TERAMO. La Procura ha messo un primo punto fermo con un avviso di conclusione di indagini. Il che significa che tutti gli accertamenti ritenuti necessari sono stati svolti e che, per l’autorità giudiziaria, va perseguita una ipotesi di reato di tentata estorsione contestata a due teramani, padre e figlio, nell’ambito di un’indagine che vede come parti lese due avvocati che si sono ritrovati con la macchina incendiata. Secondo l’autorità giudiziaria (il fascicolo è del pm Greta Aloisi) quell’incendio sarebbe stato rivendicato da uno dei due indagati, il padre, in una telefonata minatoria fatta fingendo di essere qualcuno che chiamava dalla Calabria a uno dei due avvocati che avrebbe dovuto avviare una procedura di pignoramento per conto di un suo cliente nei confronti dell’altro indagato.
I fatti sarebbero avvenuti nel novembre del 2021 e l’indagine è nata dopo la denuncia dei due professionisti impegnati in una procedura esecutiva, cioè un pignoramento, su incarico di un cliente nei confronti di uno dei due indagati, ovvero il figlio. Un pignoramento di poco più di 4mila euro per un credito vantato dal primo nei confronti del secondo. Dopo il principio d’incendio divampato nella macchina di uno degli avvocati, quest’ultimo una sera avrebbe ricevuto sul suo telefono cellulare una chiamata da un uomo che avrebbe detto di telefonare da Cirò Marina, una cittadina calabrese. Dall’altro capo del telefono gli avrebbe detto: «Non devi fare il pignoramento altrimenti a te e tua moglie manderemo altri segnali. Quello che è già successo non è stato un incidente ma un segnale. Con il prossimo potresti rimanere sulla sedia a rotelle. Per adesso ci avete rimesso la macchina, ma la prossima volta potrebbe andare peggio. Quel pignoramento non deve essere fatto. Ti è andata bene con la macchina, ma potrebbe succedere qualcosa di grave a voi».
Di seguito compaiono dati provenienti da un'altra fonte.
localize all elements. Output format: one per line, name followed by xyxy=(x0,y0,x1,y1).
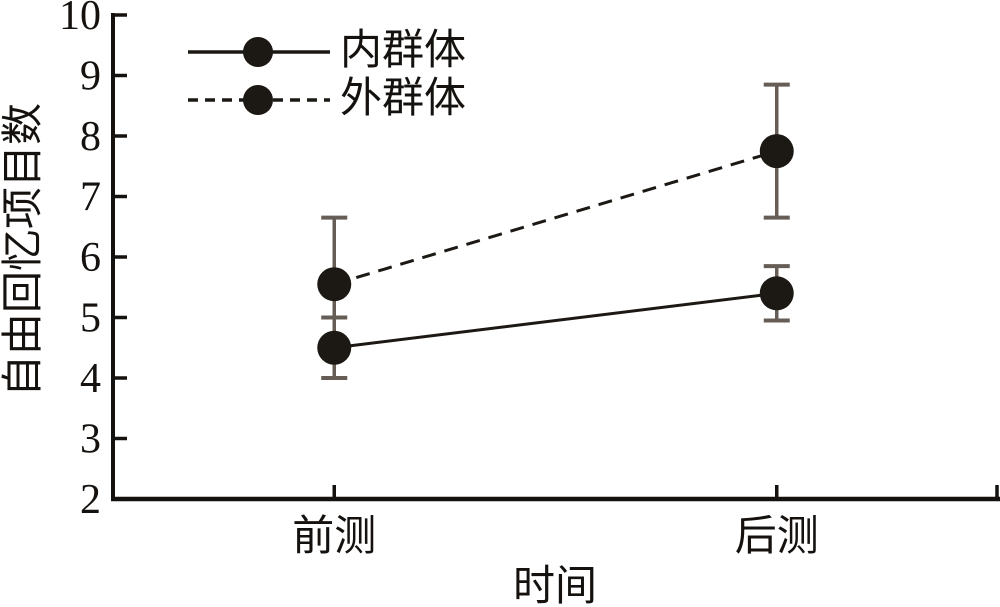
data-point-marker-0-1 xyxy=(759,276,794,311)
y-tick-label: 7 xyxy=(80,175,101,221)
series-line-1 xyxy=(333,149,778,286)
y-tick-label: 10 xyxy=(59,0,101,39)
data-point-marker-1-1 xyxy=(759,134,794,169)
y-tick-label: 6 xyxy=(80,235,101,281)
series-line-0 xyxy=(334,291,777,350)
data-point-marker-1-0 xyxy=(317,267,352,302)
y-tick-label: 9 xyxy=(80,54,101,100)
legend-marker-icon-1 xyxy=(243,85,273,115)
y-axis-title: 自由回忆项目数 xyxy=(1,103,47,397)
legend-marker-icon-0 xyxy=(243,37,273,67)
x-tick-label: 前测 xyxy=(292,514,376,560)
legend-item-label-1: 外群体 xyxy=(340,76,466,122)
y-tick-label: 4 xyxy=(80,356,101,402)
y-tick-label: 5 xyxy=(80,296,101,342)
data-point-marker-0-0 xyxy=(317,330,352,365)
x-tick-label: 后测 xyxy=(735,514,819,560)
legend-item-label-0: 内群体 xyxy=(340,28,466,74)
x-axis-title: 时间 xyxy=(513,564,597,607)
y-tick-label: 3 xyxy=(80,417,101,463)
y-tick-label: 2 xyxy=(80,477,101,523)
y-tick-label: 8 xyxy=(80,114,101,160)
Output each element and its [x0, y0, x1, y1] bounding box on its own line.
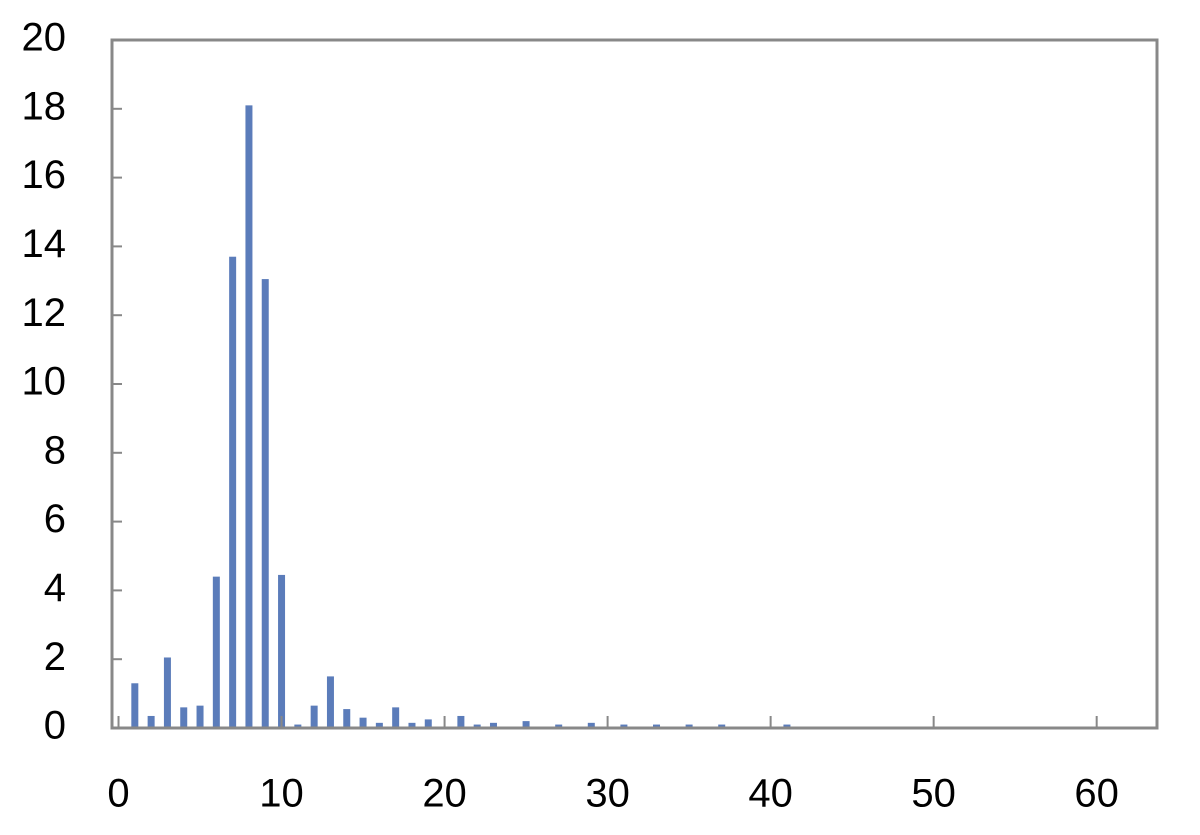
bar — [653, 724, 661, 728]
bar — [555, 724, 563, 728]
x-tick-label: 50 — [911, 772, 956, 816]
bar — [489, 722, 497, 728]
bar — [457, 715, 465, 728]
y-tick-label: 6 — [44, 497, 66, 541]
bar — [147, 715, 155, 728]
y-tick-label: 12 — [22, 291, 67, 335]
bar — [359, 717, 367, 728]
bar — [229, 256, 237, 728]
bar — [196, 705, 204, 728]
y-tick-label: 2 — [44, 635, 66, 679]
y-tick-label: 0 — [44, 704, 66, 748]
bar — [392, 707, 400, 728]
y-tick-label: 10 — [22, 360, 67, 404]
x-tick-label: 10 — [259, 772, 304, 816]
y-tick-label: 18 — [22, 84, 67, 128]
bar — [212, 576, 220, 728]
bar — [343, 709, 351, 728]
bar — [685, 724, 693, 728]
x-tick-label: 40 — [748, 772, 793, 816]
bar — [718, 724, 726, 728]
bar — [310, 705, 318, 728]
y-tick-label: 8 — [44, 428, 66, 472]
bar — [163, 657, 171, 728]
bar — [408, 722, 416, 728]
bar — [294, 724, 302, 728]
plot-frame — [110, 38, 1159, 730]
bar — [245, 105, 253, 729]
y-tick-label: 4 — [44, 566, 66, 610]
bar — [783, 724, 791, 728]
bar — [620, 724, 628, 728]
x-tick-label: 60 — [1074, 772, 1119, 816]
bar — [522, 721, 530, 728]
bar — [261, 279, 269, 728]
x-tick-label: 20 — [422, 772, 467, 816]
bar — [587, 722, 595, 728]
bar — [424, 719, 432, 728]
y-tick-label: 20 — [22, 16, 67, 60]
bar — [180, 707, 188, 728]
bar — [278, 574, 286, 728]
bar — [473, 724, 481, 728]
bar — [131, 683, 139, 728]
x-tick-label: 30 — [585, 772, 630, 816]
y-tick-label: 14 — [22, 222, 67, 266]
bar — [326, 676, 334, 728]
y-tick-label: 16 — [22, 153, 67, 197]
bar — [375, 722, 383, 728]
x-tick-label: 0 — [107, 772, 129, 816]
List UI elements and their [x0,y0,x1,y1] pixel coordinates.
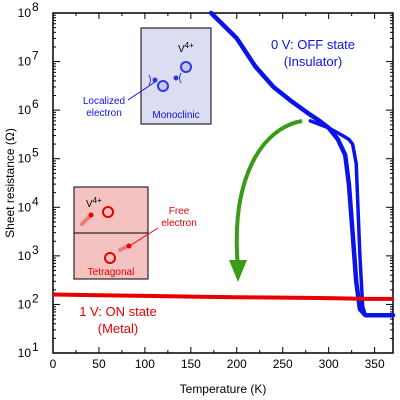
free-electron-trail-1 [80,214,92,226]
x-tick-label: 100 [135,357,155,371]
y-tick-exponent: 2 [32,291,39,305]
y-tick-label: 10 [18,297,32,311]
off-state-sublabel: (Insulator) [284,54,343,69]
series-off-loop-1 [208,10,396,318]
x-axis-title: Temperature (K) [180,382,267,396]
y-tick-exponent: 3 [32,243,39,257]
axis-ticks [52,12,393,354]
x-tick-label: 300 [319,357,339,371]
vanadium-atom-3 [102,206,114,218]
y-axis-title: Sheet resistance (Ω) [3,128,17,238]
free-callout-line [130,227,159,246]
y-tick-exponent: 1 [32,340,39,354]
off-state-label: 0 V: OFF state [271,37,355,52]
y-tick-exponent: 7 [32,49,39,63]
localized-label-line2: electron [86,108,122,119]
y-tick-label: 10 [18,6,32,20]
localized-electron-2 [152,77,158,83]
vanadium-atom-1 [180,61,192,73]
series-layer [52,10,396,318]
electron-orbit-left [148,74,151,86]
y-tick-label: 10 [18,103,32,117]
localized-electron-1 [173,75,179,81]
x-tick-label: 150 [181,357,201,371]
cooling-arrow [229,119,303,282]
monoclinic-inset: V4+ Monoclinic Localized electron [83,27,212,125]
on-state-sublabel: (Metal) [98,321,138,336]
x-tick-label: 50 [92,357,106,371]
y-tick-exponent: 8 [32,0,39,14]
vanadium-atom-2 [157,80,169,92]
tetragonal-phase-label: Tetragonal [88,267,135,278]
y-tick-label: 10 [18,152,32,166]
vanadium-atom-4 [104,252,116,264]
monoclinic-phase-label: Monoclinic [152,110,199,121]
y-tick-exponent: 4 [32,194,39,208]
y-tick-exponent: 6 [32,97,39,111]
localized-callout-line [127,81,156,101]
free-electron-1 [88,212,94,218]
series-on-line [52,292,393,301]
y-tick-label: 10 [18,200,32,214]
x-tick-label: 250 [273,357,293,371]
x-tick-labels: 0 50 100 150 200 250 300 350 [50,357,385,371]
x-tick-label: 0 [50,357,57,371]
tetragonal-ion-label: V4+ [86,196,102,210]
on-state-label: 1 V: ON state [79,304,157,319]
y-tick-exponent: 5 [32,146,39,160]
y-tick-label: 10 [18,346,32,360]
free-label-line1: Free [169,206,190,217]
series-off-loop-2 [308,119,368,317]
x-tick-label: 200 [227,357,247,371]
y-tick-label: 10 [18,249,32,263]
y-tick-label: 10 [18,55,32,69]
arrow-head [229,260,247,282]
arrow-curve [234,119,303,269]
free-electron-2 [126,243,132,249]
electron-orbit-right [179,72,182,84]
plot-frame [52,12,394,354]
tetragonal-inset: V4+ Free electron Tetragonal [73,186,197,280]
localized-label-line1: Localized [83,96,125,107]
free-label-line2: electron [161,218,197,229]
x-tick-label: 350 [365,357,385,371]
monoclinic-ion-label: V4+ [178,41,194,55]
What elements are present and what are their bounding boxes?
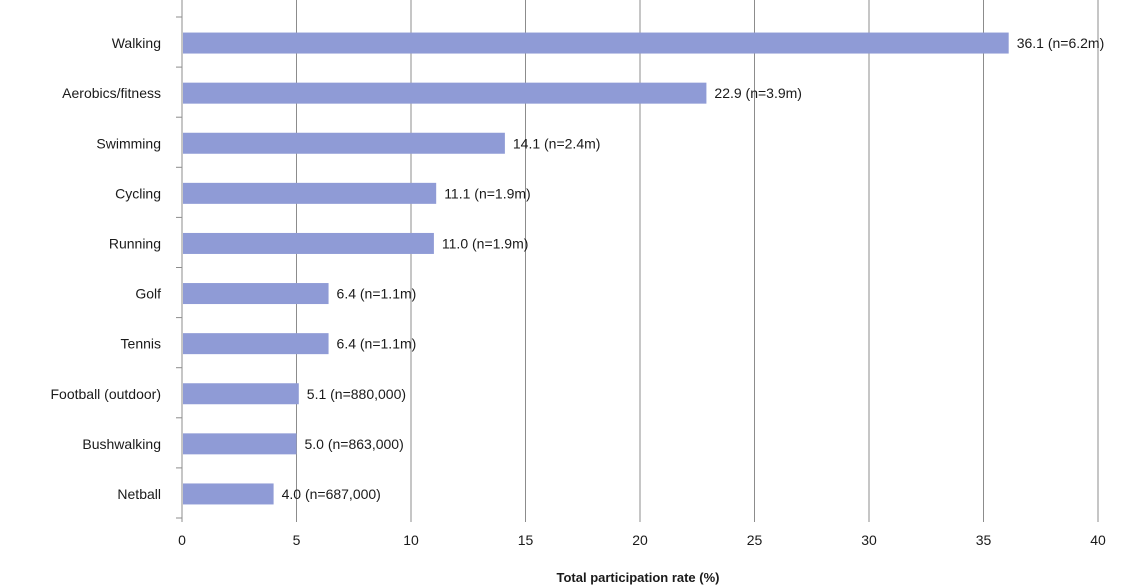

Secondo la Procura a fare quella telefonata dal suo cellulare sarebbe stato il genitore (al figlio viene contestata la partecipazione morale). Oltre che per tentata estorsione (al figlio è contestata la partecipazione morale), l’uomo è accusato anche di violazioni delle leggi sulla detenzione delle armi e, in particolare, di averle detenute omettendo di assicurarne la custodia con ogni diligenza. Nel corso di una perquisizione domiciliare, infatti, nell’abitazione di quest’ultimo le forze dell’ordine hanno trovato 9 fucili e munizioni in una cassapanca priva di chiusura e tre pistole custodite tra camera da letto e altre stanze. Gli indagati sono assistiti dall’avvocato Gianni Falconi.